The past 15 years have witnessed a remarkable increase in both the scale and scope of social and behavioral data available to researchers, leading some to herald the emergence of a new field: “computational social science.” Against these exciting developments stands a stubborn fact: that in spite of many thousands of published papers, there has been surprisingly little progress on the “big” questions that motivated the field in the first place—questions concerning systemic risk in financial systems, problem solving in complex organizations, and the dynamics of epidemics or social movements, among others.
In this talk I highlight some examples of research that would not have been possible just a handful of years ago and that illustrate the promise of CSS. At the same time, they illustrate its limitations. I then conclude with some thoughts on how CSS can bridge the gap between its current state and its potential.
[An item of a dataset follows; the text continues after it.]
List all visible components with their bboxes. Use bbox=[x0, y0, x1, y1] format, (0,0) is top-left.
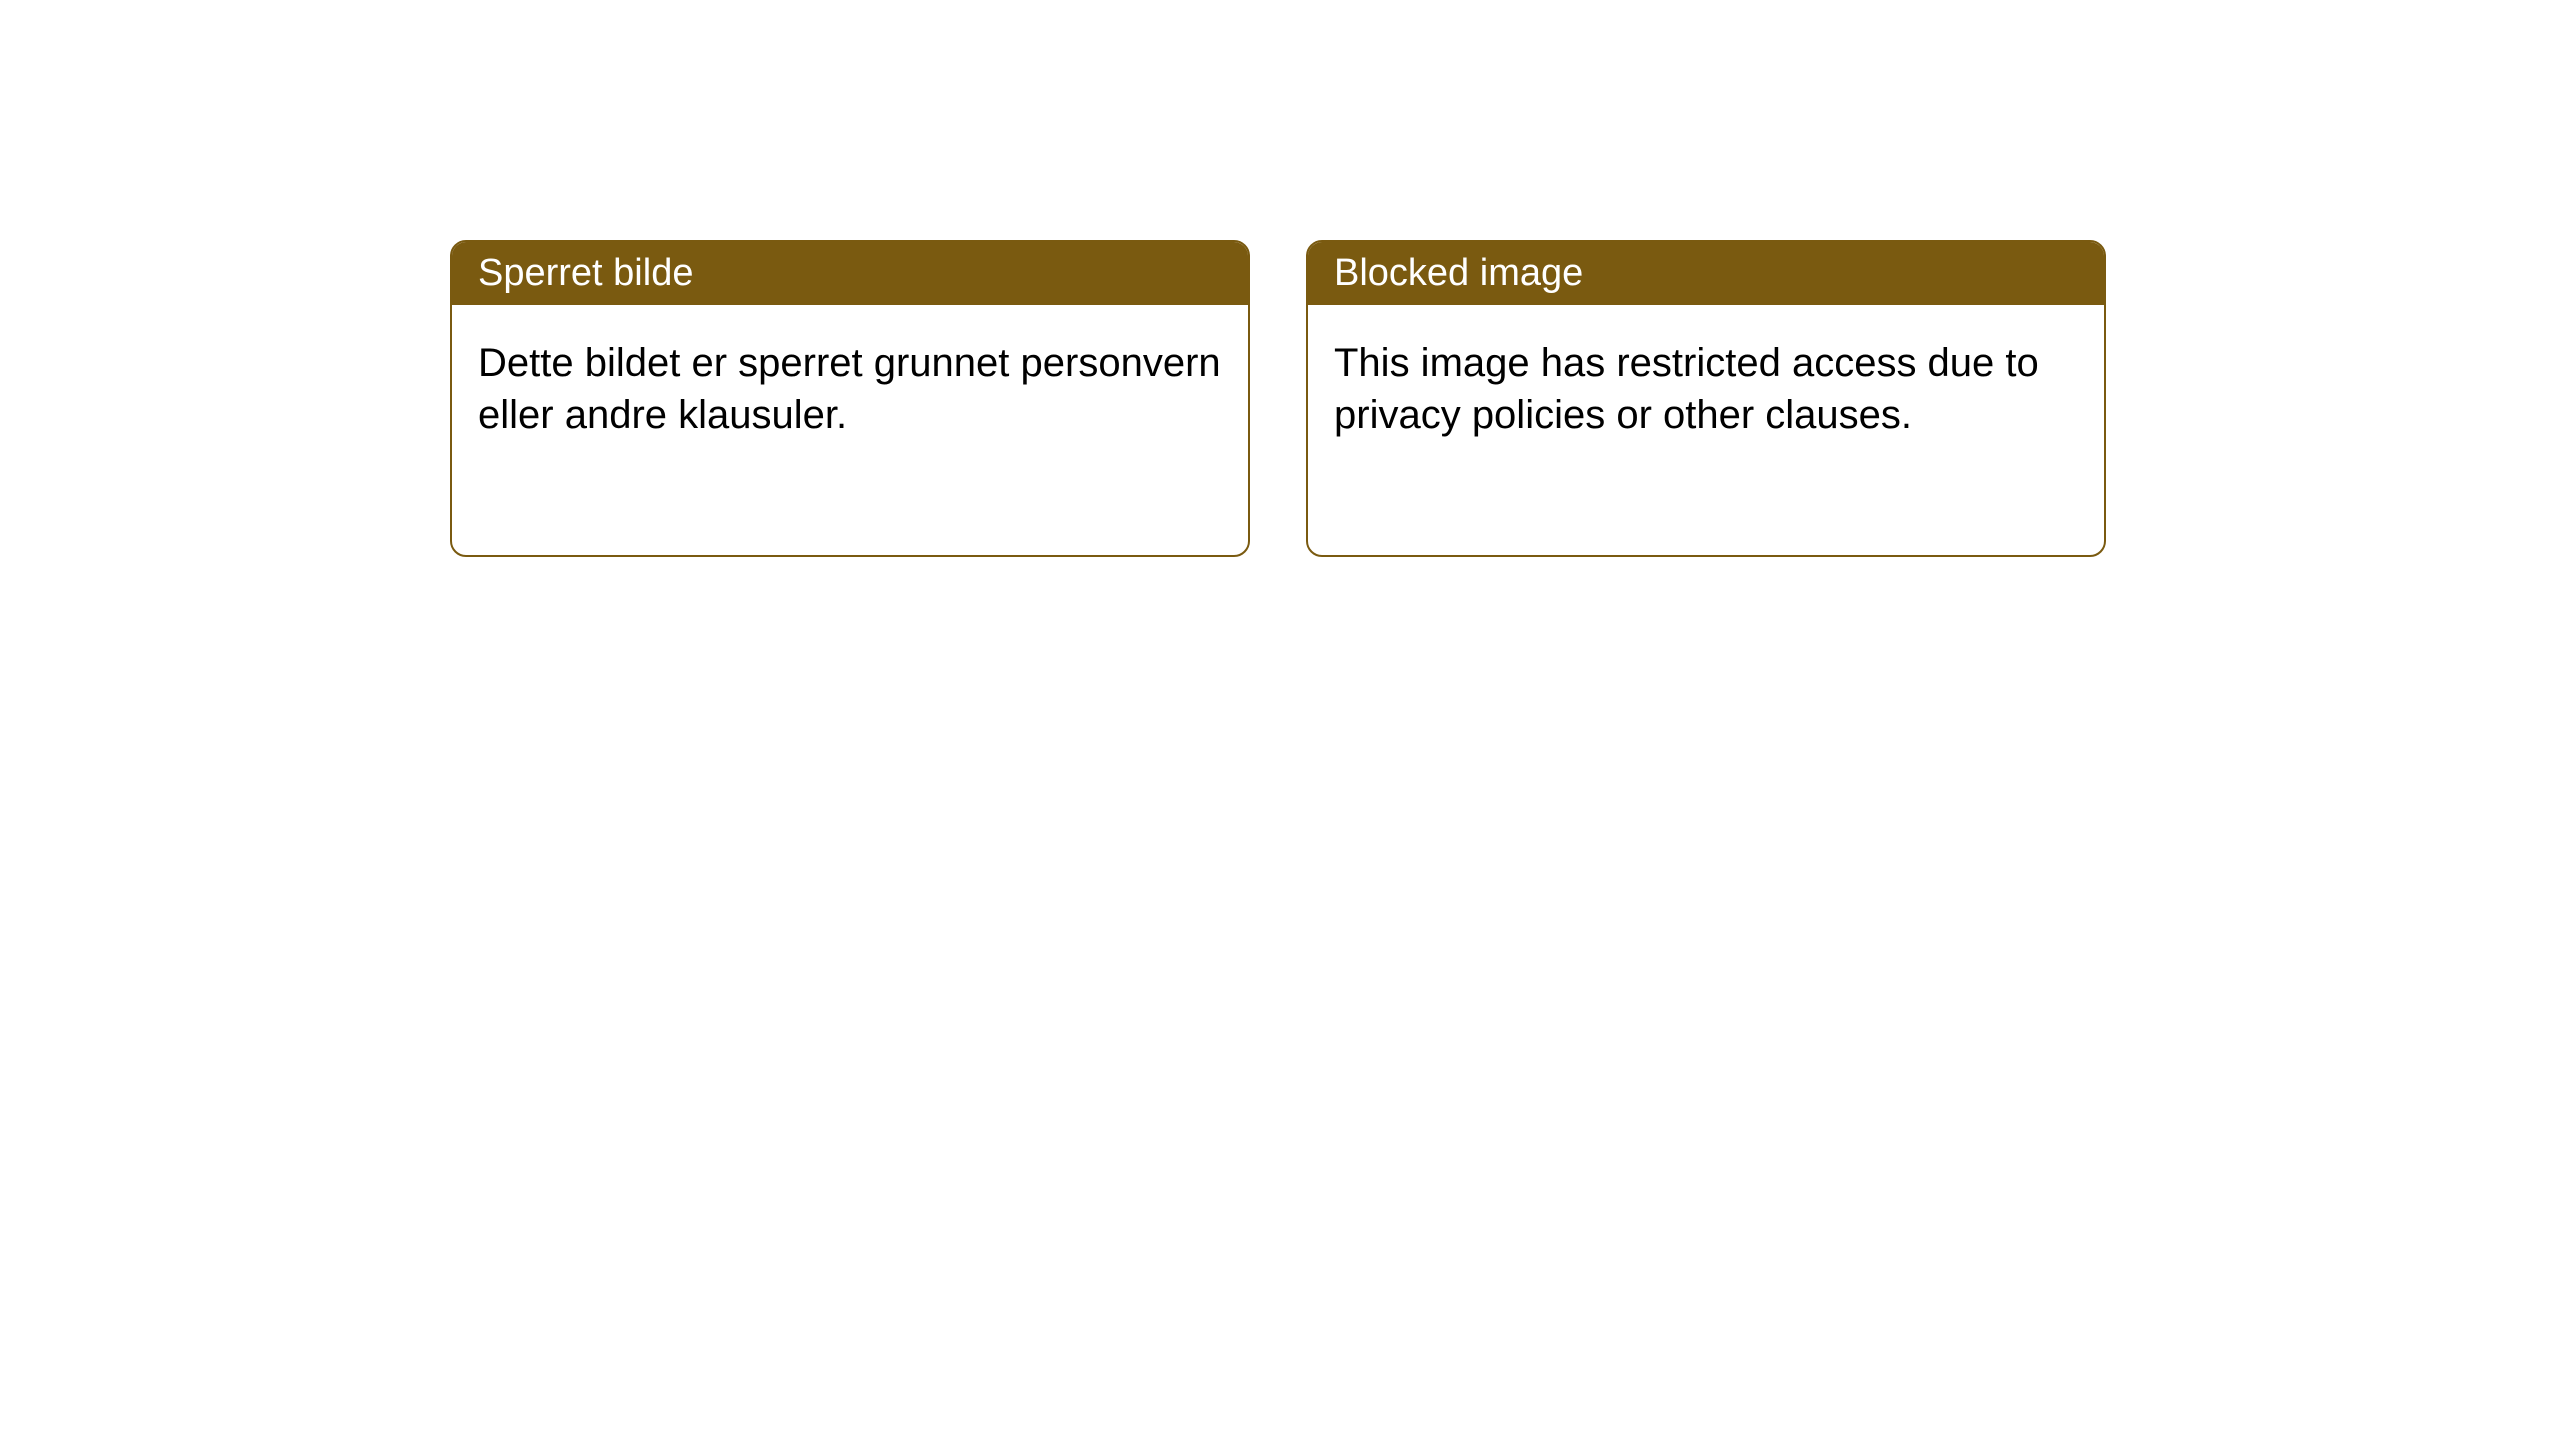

Duncan Watts is a principal researcher at Microsoft Research and a founding member of the MSR-NYC lab. He is also an AD White Professor at Large at Cornell University. Prior to joining MSR in 2012, he was a Professor of Sociology at Columbia University from 2000-2007, and then a principal research scientist at Yahoo! Research, where he directed the Human Social Dynamics group. He is also the author of three books: Six Degrees: The Science of a Connected Age (W.W. Norton, 2003) and Small Worlds: The Dynamics of Networks between Order and Randomness (Princeton University Press, 1999), and most recently Everything is Obvious: Once You Know The Answer (Crown Business, 2011) Watts holds a B.Sc. in Physics from the Australian Defence Force Academy, from which he also received his officer’s commission in the Royal Australian Navy, and a Ph.D. in Theoretical and Applied Mechanics from Cornell University.